Como anteriormente mencionado, a prevalência das perdas urinárias, depende da população estudada e da forma como se pergunta se as perdas urinárias ocorrem; por exemplo: 

  • Você perdeu urina na última semana?, ou
  • Você já perdeu urina na sua vida? 

Refletem de maneiras diferentes, como as perdas urinárias pertubam uma paciente ou são avaliadas pelos pesquisadores.

Num estudo regional norueguês, constatou-se que 50% das mulheres já tinham apresentado perdas urinária, e que 25% das mulheres apresentam-na com regularidade de pelo menos 1 vez por semana, enquanto 15% perdem urina diariamente.

Interessante mencionar que, embora não haja uma clara linha de definição que separe casos de incontinência urinária grave, dos casos mais amenos, um estudo norueguês na cidade de Rissa, demonstrou que 5% das pacientes referiam sua incontinência como leve, 27% como moderada e 68% como severa, onde leve significaria perdas urinárias de apenas algumas gotas poucas vezes no mês, grau moderado significaria perdas urinárias pequenas, mas diárias; e incontinência urinária severa, aqueles casos onde há perdas urinárias maciças pelo menos 1x/semana.

Embora muitas pacientes achem que as perdas urinárias sejam uma única doença; a incontinência ocorre devido à diferentes motivos. 

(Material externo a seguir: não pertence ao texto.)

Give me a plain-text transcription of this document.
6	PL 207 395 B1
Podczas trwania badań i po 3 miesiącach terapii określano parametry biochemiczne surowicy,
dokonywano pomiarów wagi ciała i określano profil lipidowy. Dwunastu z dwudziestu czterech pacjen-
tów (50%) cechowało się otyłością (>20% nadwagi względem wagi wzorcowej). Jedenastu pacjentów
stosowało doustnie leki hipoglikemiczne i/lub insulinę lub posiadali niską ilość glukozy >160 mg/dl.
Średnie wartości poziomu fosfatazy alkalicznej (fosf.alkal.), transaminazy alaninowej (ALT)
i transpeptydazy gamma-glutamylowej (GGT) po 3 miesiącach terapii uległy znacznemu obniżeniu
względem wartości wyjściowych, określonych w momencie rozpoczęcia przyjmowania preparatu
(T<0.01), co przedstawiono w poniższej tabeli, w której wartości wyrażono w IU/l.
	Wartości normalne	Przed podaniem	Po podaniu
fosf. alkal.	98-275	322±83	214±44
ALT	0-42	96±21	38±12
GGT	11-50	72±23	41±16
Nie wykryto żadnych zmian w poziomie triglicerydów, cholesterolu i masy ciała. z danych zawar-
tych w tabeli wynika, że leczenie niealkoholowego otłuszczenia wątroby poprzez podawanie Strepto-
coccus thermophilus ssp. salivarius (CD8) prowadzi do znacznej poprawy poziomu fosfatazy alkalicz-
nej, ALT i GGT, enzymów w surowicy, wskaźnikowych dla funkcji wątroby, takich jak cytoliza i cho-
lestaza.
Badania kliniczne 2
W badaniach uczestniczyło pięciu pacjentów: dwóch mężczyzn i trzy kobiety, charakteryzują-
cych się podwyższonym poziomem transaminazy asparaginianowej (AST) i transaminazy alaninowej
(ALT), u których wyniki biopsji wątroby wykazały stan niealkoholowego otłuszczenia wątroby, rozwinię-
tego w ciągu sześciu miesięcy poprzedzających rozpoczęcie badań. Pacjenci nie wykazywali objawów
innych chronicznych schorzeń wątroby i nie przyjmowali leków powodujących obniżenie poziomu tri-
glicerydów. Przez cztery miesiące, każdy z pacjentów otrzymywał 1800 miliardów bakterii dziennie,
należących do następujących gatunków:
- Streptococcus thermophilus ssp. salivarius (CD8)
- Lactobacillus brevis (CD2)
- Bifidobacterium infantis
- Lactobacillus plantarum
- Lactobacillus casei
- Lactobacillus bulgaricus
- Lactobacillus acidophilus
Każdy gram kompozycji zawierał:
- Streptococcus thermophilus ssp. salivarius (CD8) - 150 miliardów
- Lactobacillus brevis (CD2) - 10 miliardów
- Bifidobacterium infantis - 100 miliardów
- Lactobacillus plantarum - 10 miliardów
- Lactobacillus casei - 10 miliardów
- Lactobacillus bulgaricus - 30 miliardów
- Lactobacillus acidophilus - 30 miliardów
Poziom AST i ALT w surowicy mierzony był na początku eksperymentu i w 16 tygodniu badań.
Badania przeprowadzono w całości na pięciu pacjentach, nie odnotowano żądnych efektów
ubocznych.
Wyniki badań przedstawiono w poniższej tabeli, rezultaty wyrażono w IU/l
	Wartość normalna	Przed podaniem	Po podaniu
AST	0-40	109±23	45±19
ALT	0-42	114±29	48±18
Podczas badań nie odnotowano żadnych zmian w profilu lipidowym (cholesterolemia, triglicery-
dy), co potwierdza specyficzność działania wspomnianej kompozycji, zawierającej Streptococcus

Pode ocorrer por aumento da pressão intra-abdominal durante os movimentos (exercícios, espirro, tosse, risadas, agachamento, pular, etc.), que aumentam a pressão no interior da bexiga, e que ultrapassam a pressão de contenção da uretra, que não conseguindo se coaptar (fechar), não evita a saída de urina – Incontinência Urinária aos Esforços ou de Estresse.

No entanto, a bexiga pode também se contrair involuntariamente; e provocar repentino e intenso desejo de urinar. 

Nestes casos, a intensidade da contração involuntária do músculo da bexiga pode ser tanta, que a uretra não consegue se opor à força expulsora da bexiga, também provocando saída involuntária de urina – Incontinência Urinária por Urge-incontinência ou Bexiga Hiperativa.

Um terceiro tipo de perdas urinárias compreende a mistura de ambas – Incontinência Urinária Mista (por Esforço + por Bexiga Hiperativa).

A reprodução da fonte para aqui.